Stay Awake (stories)
By Dan Chaon
(Ballantine Books, Hardcover, 9780345530370, February 2012, 272pp.)

The Short of It:

Reading this collection of short fiction is like walking into a dream only to experience extreme consciousness. It’s unyielding in the most satisfying way.

The Rest of It:

I used to reserve the reading of short fiction for very specific times. For instance, short story collections are perfect for the nightstand as they are easy to pick up and put down right before bed. They are also great for work when you don’t have quite enough time to delve into that novel you’ve been reading.

However, my feelings about short fiction have changed over the year and I attribute that to collections like this one. This is not a collection that you pick up and immediately put down. It’s a collection that once started, you can’t help but continue with. I found myself making time for it and that’s not my usual routine when it comes to short fiction. For one, the writing is impressive. Tight prose and beautifully constructed sentences certainly help, but the stories are amazing.
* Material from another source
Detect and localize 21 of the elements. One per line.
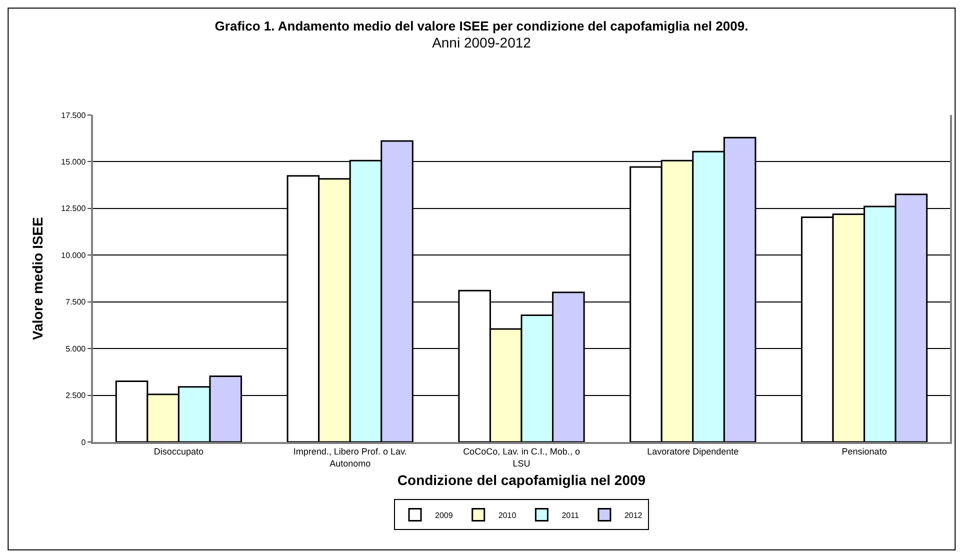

So what’s it about? The stories in this collection include characters who are searching for that elusive something and they happen to be doing it from a questionable state of consciousness. Are they awake? Dreaming? Hovering somewhere between this life and the next?

In one story, a man feels extreme guilt over the separation of a Siamese twin, in another, a  man tries to understand his son’s night terrors and how they relate, if at all, to the child he abandoned years before. All of the characters are unsettled and anxious and there is a suspenseful thread that weaves itself between these stories. That same, tenacious thread wraps itself around you and demands your attention from beginning to end.

This is a riveting collection of fiction, steeped in isolation and loneliness. It’s not a collection of “happy little stories” but it’s a collection that begs to be read and contemplated. Although not technically a collection of short fiction, I felt the same way about Chaon’s novel Await Your Reply which I  enjoyed very much. You really can’t go wrong with either book. Both are examples of solid, atmospheric writing, which is what I typically enjoy.